7 Ocak 2011 Cuma

Hayalperest

Git artık be adam! Git başımdan!

Üstünde eski püskü siyah palton,etrafı süzüyorsun bölük pörçük gülümsemenle.
Sıcacık, çatallı sesin buz gibi havayı kırıp geçiyor.
İnadına mı yapıyorsun sen, ha?
İnadına mı yapıyorsun kaçamayayım, gidemeyeyim diye?
Seni de kovamayayım...?
Bırak beni, çöz ellerimi adam!..
Gençlik rüzgarlarımı da kaçırırsam, neyle yelken açacağım yarınlara?

Nedir o gözlerindeki?
Ne oldu, yağmurlu muydu oralar?
Cevap ver be adam, cevap ver bana!
Nedir o ıslak, minik taneler?
Hadi gitmiyorsun, anladım, yeter gözümün içine baktığın!
Susma bari, bir ses et, vur kulaklarımdaki yalnızlığı!
Çek tetiği artık adam! Yolun sonu burası.
Vur da bitsin! Burada bitsin...

Evin nerelerdedir senin? Yoksa kapı kapı gezenlerden misin?
Umursadığımdan değil ya, git başka kapıya!
Sadece merak benimki... Nedir seni kendi evine yabancı yapan?
Ne yaparsın masallardaki gibi dost kapıları yatak, huzur da yorgan olmayınca?

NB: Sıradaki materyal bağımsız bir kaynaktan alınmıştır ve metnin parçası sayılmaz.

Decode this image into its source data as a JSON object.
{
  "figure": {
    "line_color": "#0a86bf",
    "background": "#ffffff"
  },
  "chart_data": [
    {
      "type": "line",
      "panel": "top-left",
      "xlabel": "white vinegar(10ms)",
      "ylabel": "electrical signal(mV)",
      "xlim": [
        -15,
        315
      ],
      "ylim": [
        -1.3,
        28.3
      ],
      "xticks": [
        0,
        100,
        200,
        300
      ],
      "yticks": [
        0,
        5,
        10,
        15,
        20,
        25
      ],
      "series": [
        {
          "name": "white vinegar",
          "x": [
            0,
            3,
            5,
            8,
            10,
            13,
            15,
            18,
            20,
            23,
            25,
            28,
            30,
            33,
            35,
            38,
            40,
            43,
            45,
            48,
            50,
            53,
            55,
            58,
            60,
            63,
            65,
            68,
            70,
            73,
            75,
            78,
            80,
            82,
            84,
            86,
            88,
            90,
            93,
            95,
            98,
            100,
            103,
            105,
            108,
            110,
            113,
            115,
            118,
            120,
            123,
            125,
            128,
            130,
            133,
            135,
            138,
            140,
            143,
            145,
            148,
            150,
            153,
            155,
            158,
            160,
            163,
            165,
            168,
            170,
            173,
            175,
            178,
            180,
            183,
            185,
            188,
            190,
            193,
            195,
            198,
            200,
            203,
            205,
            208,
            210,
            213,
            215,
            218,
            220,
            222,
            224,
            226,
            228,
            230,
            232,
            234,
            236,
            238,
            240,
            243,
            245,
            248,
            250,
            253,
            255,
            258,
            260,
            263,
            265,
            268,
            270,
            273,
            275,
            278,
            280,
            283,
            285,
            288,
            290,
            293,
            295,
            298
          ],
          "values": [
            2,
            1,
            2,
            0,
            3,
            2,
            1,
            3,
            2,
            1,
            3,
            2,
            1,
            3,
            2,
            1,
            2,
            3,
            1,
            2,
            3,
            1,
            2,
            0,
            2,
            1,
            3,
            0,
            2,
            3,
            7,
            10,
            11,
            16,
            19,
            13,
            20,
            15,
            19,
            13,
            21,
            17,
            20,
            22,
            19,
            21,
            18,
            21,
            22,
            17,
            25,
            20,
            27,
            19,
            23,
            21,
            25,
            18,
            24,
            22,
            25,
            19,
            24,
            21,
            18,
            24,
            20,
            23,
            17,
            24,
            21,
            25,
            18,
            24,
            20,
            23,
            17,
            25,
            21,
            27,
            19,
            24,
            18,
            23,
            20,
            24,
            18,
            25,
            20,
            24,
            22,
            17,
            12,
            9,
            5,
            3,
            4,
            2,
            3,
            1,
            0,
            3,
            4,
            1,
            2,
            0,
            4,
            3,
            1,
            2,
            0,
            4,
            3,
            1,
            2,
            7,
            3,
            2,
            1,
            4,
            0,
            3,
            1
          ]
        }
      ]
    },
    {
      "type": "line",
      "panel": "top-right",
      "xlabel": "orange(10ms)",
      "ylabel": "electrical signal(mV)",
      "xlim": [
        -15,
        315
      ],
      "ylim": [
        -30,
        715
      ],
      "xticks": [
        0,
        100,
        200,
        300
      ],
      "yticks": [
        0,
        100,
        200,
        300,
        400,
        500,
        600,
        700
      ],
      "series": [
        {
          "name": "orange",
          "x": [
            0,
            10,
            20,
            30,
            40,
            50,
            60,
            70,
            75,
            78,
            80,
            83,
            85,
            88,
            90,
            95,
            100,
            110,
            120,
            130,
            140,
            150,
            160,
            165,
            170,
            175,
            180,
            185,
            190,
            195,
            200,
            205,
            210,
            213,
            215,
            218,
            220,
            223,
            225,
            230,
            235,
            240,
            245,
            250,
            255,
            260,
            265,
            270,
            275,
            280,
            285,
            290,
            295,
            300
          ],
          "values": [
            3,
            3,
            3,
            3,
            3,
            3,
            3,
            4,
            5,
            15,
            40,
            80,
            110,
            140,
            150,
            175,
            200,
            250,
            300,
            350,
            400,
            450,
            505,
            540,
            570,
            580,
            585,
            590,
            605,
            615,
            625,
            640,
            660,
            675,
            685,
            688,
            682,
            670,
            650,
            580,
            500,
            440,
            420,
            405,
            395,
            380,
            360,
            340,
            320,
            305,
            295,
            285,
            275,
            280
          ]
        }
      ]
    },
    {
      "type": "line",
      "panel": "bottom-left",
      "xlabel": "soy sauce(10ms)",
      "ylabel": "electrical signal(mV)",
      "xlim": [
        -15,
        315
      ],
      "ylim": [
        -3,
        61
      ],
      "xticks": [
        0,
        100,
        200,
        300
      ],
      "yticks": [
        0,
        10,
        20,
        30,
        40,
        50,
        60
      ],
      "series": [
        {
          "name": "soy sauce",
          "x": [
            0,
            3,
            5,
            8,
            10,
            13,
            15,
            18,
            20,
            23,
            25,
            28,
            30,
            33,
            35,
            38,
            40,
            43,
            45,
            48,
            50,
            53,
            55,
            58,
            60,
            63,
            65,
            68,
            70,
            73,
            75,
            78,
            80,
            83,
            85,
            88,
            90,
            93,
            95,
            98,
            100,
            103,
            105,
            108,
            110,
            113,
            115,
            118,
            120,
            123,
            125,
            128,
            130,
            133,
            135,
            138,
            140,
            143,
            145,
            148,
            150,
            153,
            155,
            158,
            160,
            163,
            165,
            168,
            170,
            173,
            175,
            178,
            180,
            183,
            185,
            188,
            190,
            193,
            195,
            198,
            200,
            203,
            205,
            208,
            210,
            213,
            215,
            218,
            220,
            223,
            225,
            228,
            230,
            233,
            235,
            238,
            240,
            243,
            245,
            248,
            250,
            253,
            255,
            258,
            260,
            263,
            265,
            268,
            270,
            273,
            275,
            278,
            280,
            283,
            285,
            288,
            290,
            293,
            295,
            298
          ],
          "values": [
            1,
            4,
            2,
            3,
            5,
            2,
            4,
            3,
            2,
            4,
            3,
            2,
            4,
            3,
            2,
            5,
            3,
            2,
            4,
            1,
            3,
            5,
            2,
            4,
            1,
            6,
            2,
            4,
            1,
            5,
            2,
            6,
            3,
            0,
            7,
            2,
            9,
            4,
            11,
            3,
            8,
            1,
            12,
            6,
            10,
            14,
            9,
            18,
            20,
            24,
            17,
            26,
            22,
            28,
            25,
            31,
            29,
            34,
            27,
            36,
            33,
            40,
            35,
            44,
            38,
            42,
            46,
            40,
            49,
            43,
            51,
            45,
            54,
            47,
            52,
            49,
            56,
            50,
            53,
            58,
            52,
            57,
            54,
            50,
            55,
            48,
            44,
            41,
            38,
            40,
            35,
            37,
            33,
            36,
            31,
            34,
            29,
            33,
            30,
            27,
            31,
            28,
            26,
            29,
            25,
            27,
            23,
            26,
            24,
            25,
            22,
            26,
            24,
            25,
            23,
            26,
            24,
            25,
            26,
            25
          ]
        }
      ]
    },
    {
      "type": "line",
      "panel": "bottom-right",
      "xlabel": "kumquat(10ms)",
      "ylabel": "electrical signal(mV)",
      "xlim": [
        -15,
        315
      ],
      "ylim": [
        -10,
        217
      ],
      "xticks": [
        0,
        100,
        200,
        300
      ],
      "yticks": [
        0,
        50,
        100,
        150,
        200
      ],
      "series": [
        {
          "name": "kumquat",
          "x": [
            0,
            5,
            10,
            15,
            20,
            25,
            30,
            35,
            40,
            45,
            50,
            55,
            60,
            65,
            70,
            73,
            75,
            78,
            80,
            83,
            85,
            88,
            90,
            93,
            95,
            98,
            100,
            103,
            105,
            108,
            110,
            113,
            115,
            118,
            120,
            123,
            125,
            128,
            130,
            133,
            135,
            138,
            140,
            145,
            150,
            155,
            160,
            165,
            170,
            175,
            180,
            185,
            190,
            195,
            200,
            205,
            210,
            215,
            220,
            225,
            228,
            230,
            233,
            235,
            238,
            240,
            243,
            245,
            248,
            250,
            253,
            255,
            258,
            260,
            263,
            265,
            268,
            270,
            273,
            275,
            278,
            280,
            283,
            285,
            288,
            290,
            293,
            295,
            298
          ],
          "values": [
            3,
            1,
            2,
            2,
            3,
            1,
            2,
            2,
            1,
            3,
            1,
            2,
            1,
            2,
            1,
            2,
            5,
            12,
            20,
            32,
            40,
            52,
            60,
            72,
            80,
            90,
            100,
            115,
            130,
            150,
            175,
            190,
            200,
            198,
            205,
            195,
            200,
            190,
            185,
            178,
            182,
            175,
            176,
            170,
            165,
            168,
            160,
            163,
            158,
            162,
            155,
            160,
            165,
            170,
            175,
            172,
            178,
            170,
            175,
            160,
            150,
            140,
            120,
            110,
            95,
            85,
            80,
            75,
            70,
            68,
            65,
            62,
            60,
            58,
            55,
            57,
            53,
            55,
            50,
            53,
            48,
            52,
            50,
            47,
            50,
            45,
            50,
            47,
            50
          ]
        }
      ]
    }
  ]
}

Yüzünde ne var öyle? Ne bu halin!
Umut mu o gözlerindeki yalancı ışık? Sahte bir teselli mi unutkanlık? Ya aynalara bakmamazlık?
Nesin sen, ne?...
Üstüne bir bez parçası örtmeyi bile çok gören hayat, eline bir de bardak mı verecek dolu tarafını boş tarafını seçme hakkın olsun diye!..
Arama boşuna. Bulamazsın zamanla çöken o çirkinliğin iyi yanını.
İçmişsin bir de seni ısıtacakmış, işe yarayacakmış gibi!
Düpedüz hayalperestsin sen be adam! Gördüğüm en kötü hayalperestsin!